De Conferentie in Den Haag 1970

De Conferentie in Den Haag werd 8 maanden na die in Willemstad, gehouden. Het doel van deze Conferentie was om na te gaan of aanvullende afspraken over de staatkundige verhoudingen nodig waren en de uitvoering van de eerdere gemaakte afspraken (zie Protocol van Willemstad)21te evalueren. De partijen waren het over eens dat er aanvullende afspraken moesten komen.

Besloten werd een tripartite commissie in te stellen die als taak zou krijgen een aantal “realiseerbare staatkundige en volkenrechtelijke alternatieven te formuleren” voor de bestaande verhoudingen.

Het zoeken naar zowel staatkundige als volkenrechtelijke vormen van samen-werking hield in dat er nu twee opties bespreekbaar waren.
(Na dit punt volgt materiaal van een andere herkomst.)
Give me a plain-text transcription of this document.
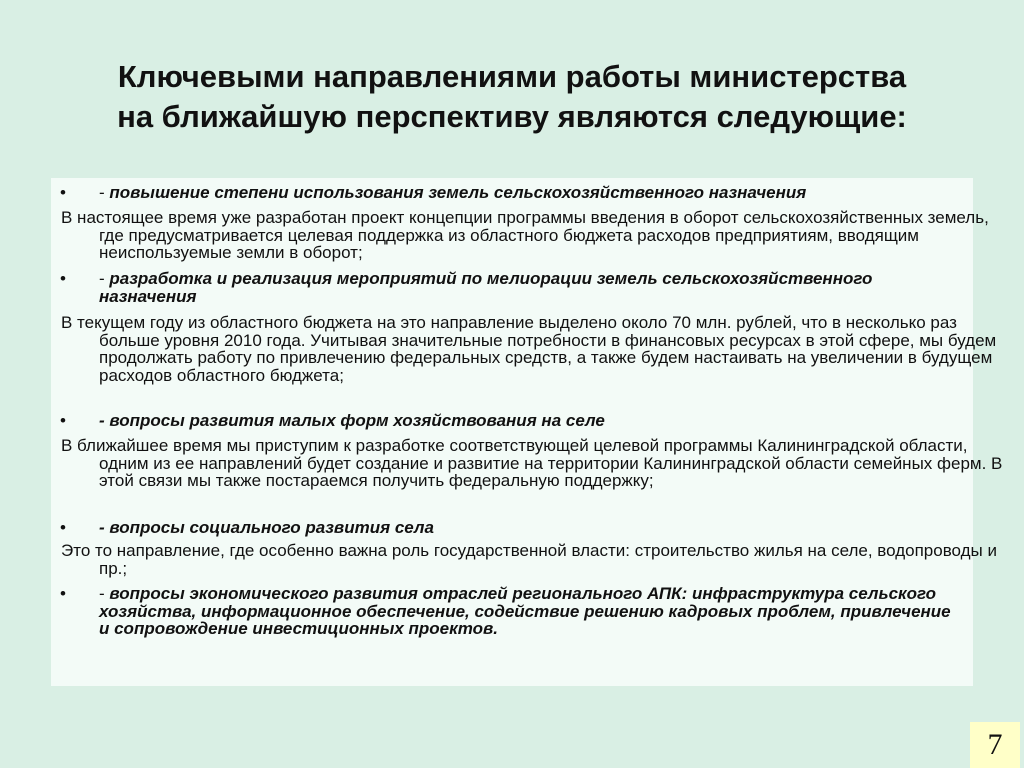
Ключевыми направлениями работы министерства
на ближайшую перспективу являются следующие:
• - повышение степени использования земель сельскохозяйственного назначения
В настоящее время уже разработан проект концепции программы введения в оборот сельскохозяйственных земель, где предусматривается целевая поддержка из областного бюджета расходов предприятиям, вводящим неиспользуемые земли в оборот;
• - разработка и реализация мероприятий по мелиорации земель сельскохозяйственного назначения
В текущем году из областного бюджета на это направление выделено около 70 млн. рублей, что в несколько раз больше уровня 2010 года. Учитывая значительные потребности в финансовых ресурсах в этой сфере, мы будем продолжать работу по привлечению федеральных средств, а также будем настаивать на увеличении в будущем расходов областного бюджета;
• - вопросы развития малых форм хозяйствования на селе
В ближайшее время мы приступим к разработке соответствующей целевой программы Калининградской области, одним из ее направлений будет создание и развитие на территории Калининградской области семейных ферм. В этой связи мы также постараемся получить федеральную поддержку;
• - вопросы социального развития села
Это то направление, где особенно важна роль государственной власти: строительство жилья на селе, водопроводы и пр.;
• - вопросы экономического развития отраслей регионального АПК: инфраструктура сельского хозяйства, информационное обеспечение, содействие решению кадровых проблем, привлечение и сопровождение инвестиционных проектов.
7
Het Protocol van Willemstad vermeldde slechts de staatkundige optie en hield geen rekening met een volkenrechtelijke alternatief.

Fernandes Mendes merkt op dat over de betekenis van de term ‘realiseerbare alternatieven’ veel is gediscussieerd. Hij verklaart dat ‘afhankelijk van de partij die het begrip ‘realiseerbaar’ uitlegde elke verandering van het Statuut immers kon worden tegengehouden dan wel worden bevorderd. (...) Er was voor de politici, gegeven de formulering, sprake van een dubbele slag om de arm. (...) De volken-rechtelijke optie was volgens de regering niet waarschijnlijk omdat “de realiteit uitwees” dat de huidige Surinaamse regering geen ingrijpende wijziging van het Statuut voorstond. Deze visie was, gezien het Nederlandse beleid dat de

onafhankelijkheid primair een zaak van Suriname was, juist. De regeringspartijen kwalificeerden het mogelijkerwijs opdringen van de onafhankelijkheid aan Suriname in navolging van de regering als ‘onverantwoord en onaanvaardbaar’ dit mede gezien de verhouding tussen de bevolkingsgroepen in Suriname’.23

Begin 1971 bracht een delegatie uit Nederland een bezoek aan de Antillen om de toekomstige verhouding tussen Nederland, Suriname en de Antillen te bespreken. De Antilliaanse regering was bang voor een eenzijdige onafhankelijkheidsverklaring door Nederland. Geruchten dat de Antillen een deel van Venezuela zouden worden zorgden voor de nodige onrust. De Venezolaanse President bracht in september van dat jaar een bezoek aan de Antillen en ontkende deze geruchten evenals de

Nederlandse Minister van Buitenlandse Zaken (W. Schmelzer), die in oktober van dat jaar de Antillen bezocht.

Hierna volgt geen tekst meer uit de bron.